Assise dans l'embrasure de la fenêtre, Tauriel tourna la tête. Kili était déjà couché et la regardait, avec tendresse, avec inquiétude.

- Non, tout va bien, répondit-elle.

Mais le coeur n'y était pas et il le sentit.

- Je te l'ai déjà proposé, si tu préfères que nous quittions Erebor....

- Kili, c'est ici qu'est ta place, auprès des tiens. Je t'assure, je ne souhaite pas quitter Erebor.

- Tu es soucieuse.... quelqu'un t'a t-il dit, ou a-t-il fait quelque chose qui...

Elle lui sourit, de ce sourire qui lui donnait l'impression que ses pieds ne touchaient plus le sol.

- Je suis inquiète, admit-elle, mais cela n'a rien à voir avec les tiens.

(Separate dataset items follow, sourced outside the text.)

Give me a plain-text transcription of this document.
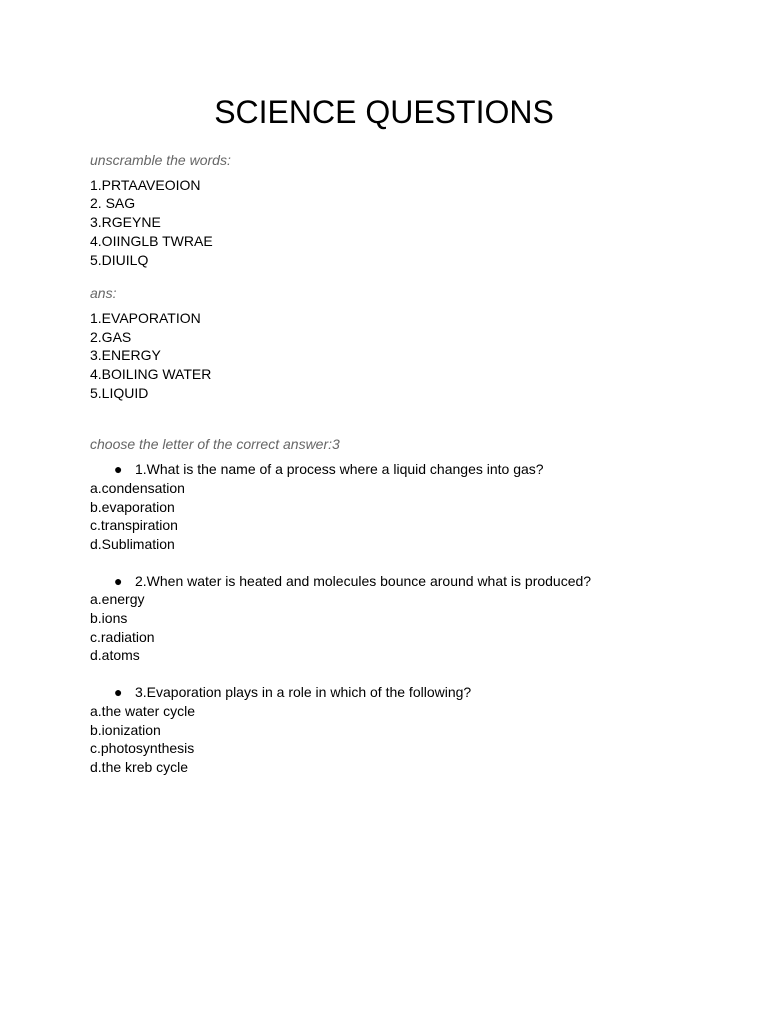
SCIENCE QUESTIONS

unscramble the words:

1.PRTAAVEOION

2. SAG

3.RGEYNE

4.OIINGLB TWRAE

5.DIUILQ

ans:

1.EVAPORATION

2.GAS

3.ENERGY

4.BOILING WATER

5.LIQUID

choose the letter of the correct answer:3

● 1.What is the name of a process where a liquid changes into gas?

a.condensation

b.evaporation

c.transpiration

d.Sublimation

● 2.When water is heated and molecules bounce around what is produced?

a.energy

b.ions

c.radiation

d.atoms

● 3.Evaporation plays in a role in which of the following?

a.the water cycle

b.ionization

c.photosynthesis

d.the kreb cycle
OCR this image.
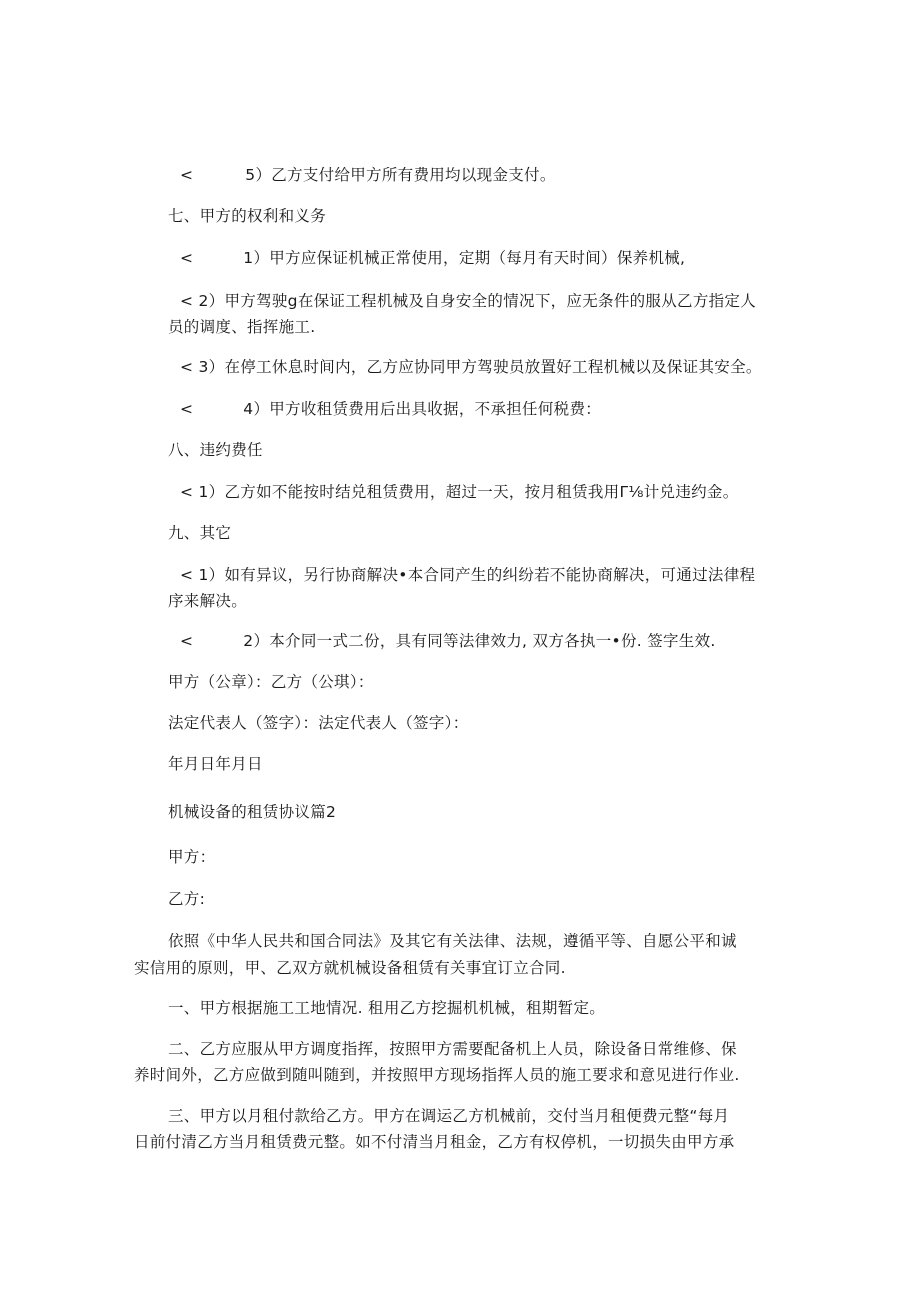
<	5）乙方支付给甲方所有费用均以现金支付。
七、甲方的权利和义务
<	1）甲方应保证机械正常使用，定期（每月有天时间）保养机械,
< 2）甲方驾驶g在保证工程机械及自身安全的情况下，应无条件的服从乙方指定人
员的调度、指挥施工.
< 3）在停工休息时间内，乙方应协同甲方驾驶员放置好工程机械以及保证其安全。
<	4）甲方收租赁费用后出具收据，不承担任何税费：
八、违约费任
< 1）乙方如不能按时结兑租赁费用，超过一天，按月租赁我用Γ⅛计兑违约金。
九、其它
< 1）如有异议，另行协商解决•本合同产生的纠纷若不能协商解决，可通过法律程
序来解决。
<	2）本介同一式二份，具有同等法律效力, 双方各执一•份. 签字生效.
甲方（公章）：乙方（公琪）：
法定代表人（签字）：法定代表人（签字）：
年月日年月日
机械设备的租赁协议篇2
甲方：
乙方:
依照《中华人民共和国合同法》及其它有关法律、法规，遵循平等、自愿公平和诚
实信用的原则，甲、乙双方就机械设备租赁有关事宜订立合同.
一、甲方根据施工工地情况. 租用乙方挖掘机机械，租期暂定。
二、乙方应服从甲方调度指挥，按照甲方需要配备机上人员，除设备日常维修、保
养时间外，乙方应做到随叫随到，并按照甲方现场指挥人员的施工要求和意见进行作业.
三、甲方以月租付款给乙方。甲方在调运乙方机械前，交付当月租便费元整“每月
日前付清乙方当月租赁费元整。如不付清当月租金，乙方有权停机，一切损失由甲方承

Kili se souleva sur un coude :

- Ah bon ? De quoi s'agit-il ?

- Ca ne repose sur rien en particulier. J'ai... c'est difficile à expliquer. J'ai un pressentiment. L'impression qu'un danger nous menace. Cela fait déjà quelques temps et le présage semble plus fort de jour en jour. Et ce soir, il me semble à chaque instant qu'il va se passer quelque chose. Regarde comme la lumière des étoiles est voilée.

Kili se mit à rire.

- Voilà Tauriel qui lit dans les étoiles ! Les étoiles qu'elle aime tant ! Allons, ne te mets pas la tête à l'envers pour ça, tu es sans doute un peu perturbée par tout ce qui est arrivé ces derniers temps, sans plus.

La jeune femme savait bien que ce n'était pas cela mais elle n'insista pas. Après tout, si elle possédait l'intuition des elfes, elle n'était pas pour autant une devineresse. Elle n'avait jamais été très forte pour interpréter les présages, il fallait le reconnaître.

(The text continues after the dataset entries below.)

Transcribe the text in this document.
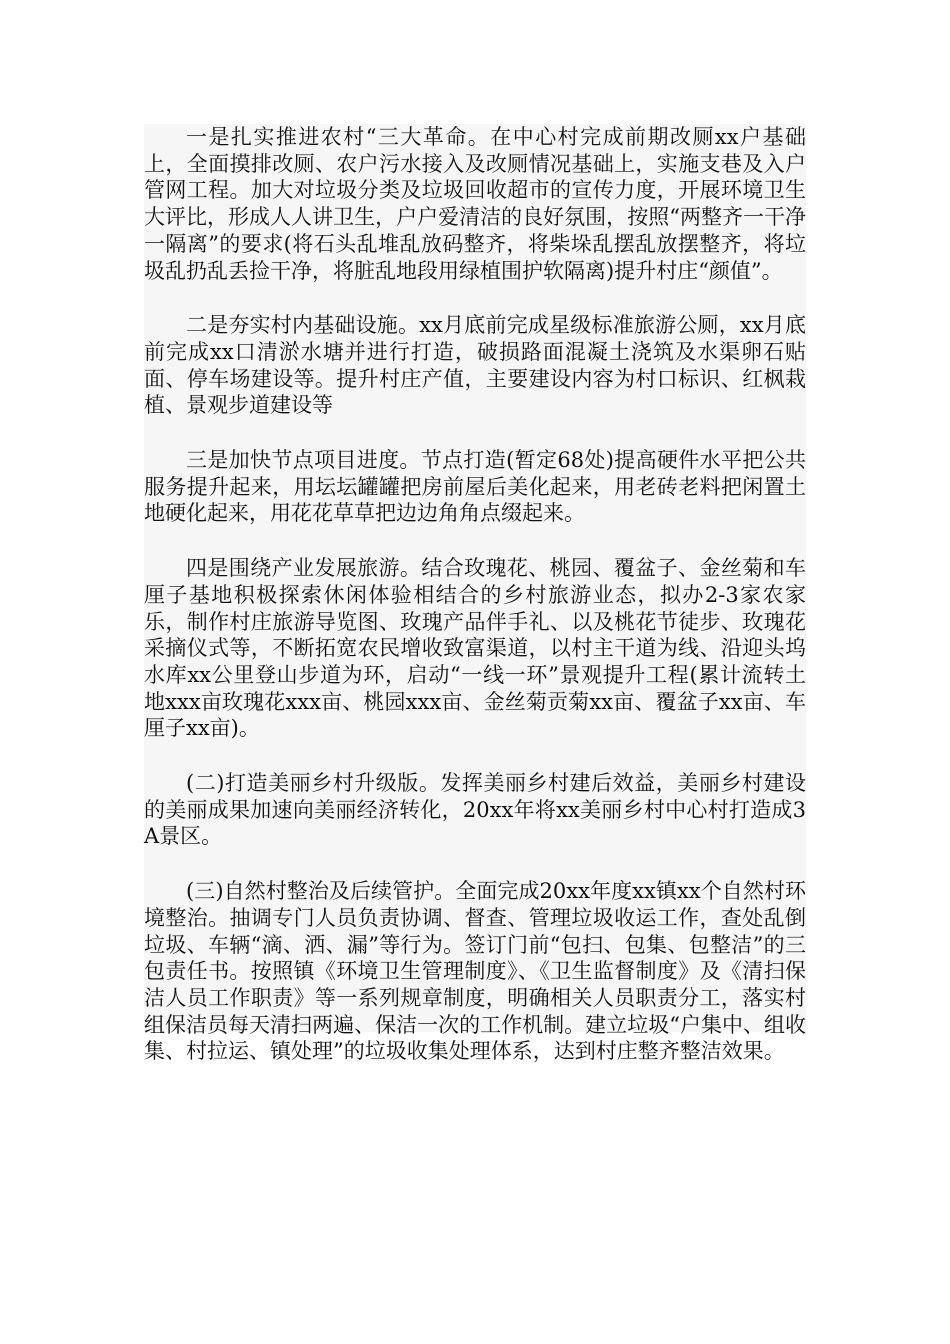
一是扎实推进农村“三大革命。在中心村完成前期改厕xx户基础上，全面摸排改厕、农户污水接入及改厕情况基础上，实施支巷及入户管网工程。加大对垃圾分类及垃圾回收超市的宣传力度，开展环境卫生大评比，形成人人讲卫生，户户爱清洁的良好氛围，按照“两整齐一干净一隔离”的要求(将石头乱堆乱放码整齐，将柴垛乱摆乱放摆整齐，将垃圾乱扔乱丢捡干净，将脏乱地段用绿植围护软隔离)提升村庄“颜值”。

二是夯实村内基础设施。xx月底前完成星级标准旅游公厕，xx月底前完成xx口清淤水塘并进行打造，破损路面混凝土浇筑及水渠卵石贴面、停车场建设等。提升村庄产值，主要建设内容为村口标识、红枫栽植、景观步道建设等

三是加快节点项目进度。节点打造(暂定68处)提高硬件水平把公共服务提升起来，用坛坛罐罐把房前屋后美化起来，用老砖老料把闲置土地硬化起来，用花花草草把边边角角点缀起来。

四是围绕产业发展旅游。结合玫瑰花、桃园、覆盆子、金丝菊和车厘子基地积极探索休闲体验相结合的乡村旅游业态，拟办2-3家农家乐，制作村庄旅游导览图、玫瑰产品伴手礼、以及桃花节徒步、玫瑰花采摘仪式等，不断拓宽农民增收致富渠道，以村主干道为线、沿迎头坞水库xx公里登山步道为环，启动“一线一环”景观提升工程(累计流转土地xxx亩玫瑰花xxx亩、桃园xxx亩、金丝菊贡菊xx亩、覆盆子xx亩、车厘子xx亩)。

(二)打造美丽乡村升级版。发挥美丽乡村建后效益，美丽乡村建设的美丽成果加速向美丽经济转化，20xx年将xx美丽乡村中心村打造成3A景区。

(三)自然村整治及后续管护。全面完成20xx年度xx镇xx个自然村环境整治。抽调专门人员负责协调、督查、管理垃圾收运工作，查处乱倒垃圾、车辆“滴、洒、漏”等行为。签订门前“包扫、包集、包整洁”的三包责任书。按照镇《环境卫生管理制度》、《卫生监督制度》及《清扫保洁人员工作职责》等一系列规章制度，明确相关人员职责分工，落实村组保洁员每天清扫两遍、保洁一次的工作机制。建立垃圾“户集中、组收集、村拉运、镇处理”的垃圾收集处理体系，达到村庄整齐整洁效果。
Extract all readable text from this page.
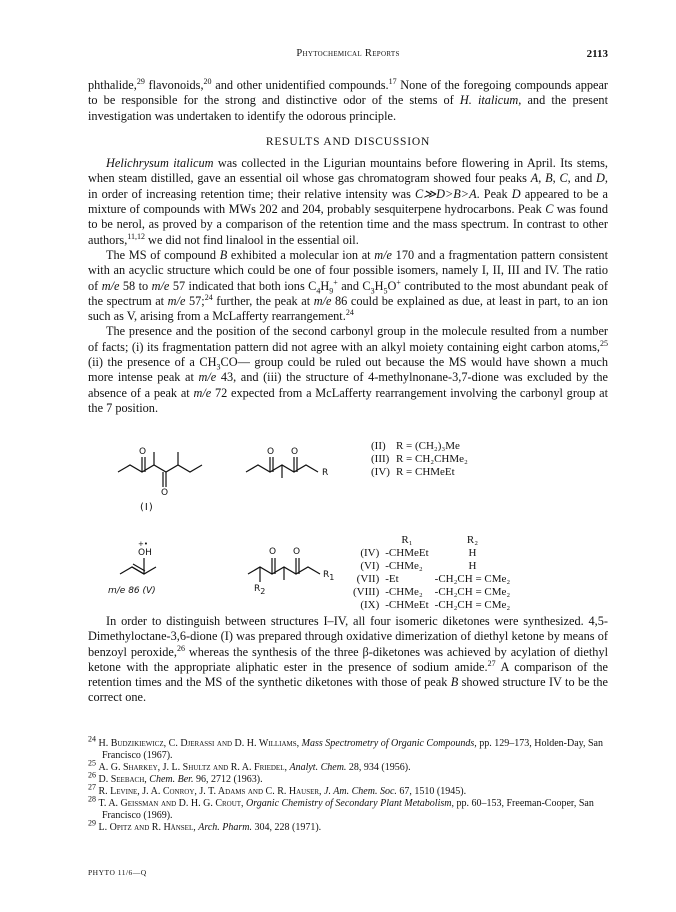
Phytochemical Reports	2113

phthalide,$^{29}$ flavonoids,$^{20}$ and other unidentified compounds.$^{17}$ None of the foregoing compounds appear to be responsible for the strong and distinctive odor of the stems of H. italicum, and the present investigation was undertaken to identify the odorous principle.

RESULTS AND DISCUSSION

Helichrysum italicum was collected in the Ligurian mountains before flowering in April. Its stems, when steam distilled, gave an essential oil whose gas chromatogram showed four peaks A, B, C, and D, in order of increasing retention time; their relative intensity was C≫D>B>A. Peak D appeared to be a mixture of compounds with MWs 202 and 204, probably sesquiterpene hydrocarbons. Peak C was found to be nerol, as proved by a comparison of the retention time and the mass spectrum. In contrast to other authors,$^{11,12}$ we did not find linalool in the essential oil.

The MS of compound B exhibited a molecular ion at m/e 170 and a fragmentation pattern consistent with an acyclic structure which could be one of four possible isomers, namely I, II, III and IV. The ratio of m/e 58 to m/e 57 indicated that both ions $C_4H_9^+$ and $C_3H_5O^+$ contributed to the most abundant peak of the spectrum at m/e 57;$^{24}$ further, the peak at m/e 86 could be explained as due, at least in part, to an ion such as V, arising from a McLafferty rearrangement.$^{24}$

The presence and the position of the second carbonyl group in the molecule resulted from a number of facts; (i) its fragmentation pattern did not agree with an alkyl moiety containing eight carbon atoms,$^{25}$ (ii) the presence of a $CH_3CO—$ group could be ruled out because the MS would have shown a much more intense peak at m/e 43, and (iii) the structure of 4-methylnonane-3,7-dione was excluded by the absence of a peak at m/e 72 expected from a McLafferty rearrangement involving the carbonyl group at the 7 position.

O
O
O O
R
(I)
+•
OH
m/e 86 (V)
O O
$R_1$
$R_2$
(II)	R = (CH₂)₃Me
(III)	R = CH₂CHMe₂
(IV)	R = CHMeEt
	R₁	R₂
(IV)	-CHMeEt	H
(VI)	-CHMe₂	H
(VII)	-Et	-CH₂CH = CMe₂
(VIII)	-CHMe₂	-CH₂CH = CMe₂
(IX)	-CHMeEt	-CH₂CH = CMe₂

In order to distinguish between structures I–IV, all four isomeric diketones were synthesized. 4,5-Dimethyloctane-3,6-dione (I) was prepared through oxidative dimerization of diethyl ketone by means of benzoyl peroxide,$^{26}$ whereas the synthesis of the three β-diketones was achieved by acylation of diethyl ketone with the appropriate aliphatic ester in the presence of sodium amide.$^{27}$ A comparison of the retention times and the MS of the synthetic diketones with those of peak B showed structure IV to be the correct one.

$^{24}$ H. Budzikiewicz, C. Djerassi and D. H. Williams, Mass Spectrometry of Organic Compounds, pp. 129–173, Holden-Day, San Francisco (1967).

$^{25}$ A. G. Sharkey, J. L. Shultz and R. A. Friedel, Analyt. Chem. 28, 934 (1956).

$^{26}$ D. Seebach, Chem. Ber. 96, 2712 (1963).

$^{27}$ R. Levine, J. A. Conroy, J. T. Adams and C. R. Hauser, J. Am. Chem. Soc. 67, 1510 (1945).

$^{28}$ T. A. Geissman and D. H. G. Crout, Organic Chemistry of Secondary Plant Metabolism, pp. 60–153, Freeman-Cooper, San Francisco (1969).

$^{29}$ L. Opitz and R. Hänsel, Arch. Pharm. 304, 228 (1971).

PHYTO 11/6—Q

Kili lui adressa un sourire de pure invite et elle le rejoignit sans se faire prier. Pourtant, elle eut beau essayer de vider son esprit de ces questions sans réponse, il lui fut tout simplement impossible de trouver le sommeil. Quelques heures plus tard, elle avait toujours les yeux grands ouverts et se sentait plus oppressée que jamais. Prenant garde à ne pas éveiller son compagnon, elle se leva et retourna se blottir dans l'embrasure de la fenêtre. Les yeux perdus dans l'immensité du ciel nocturne, elle s'engourdit peu à peu, plongeant dans une sorte de rêve éveillé dont elle sortit dans un brusque sursaut : n'avait-elle pas entendu un bruit ? On aurait dit...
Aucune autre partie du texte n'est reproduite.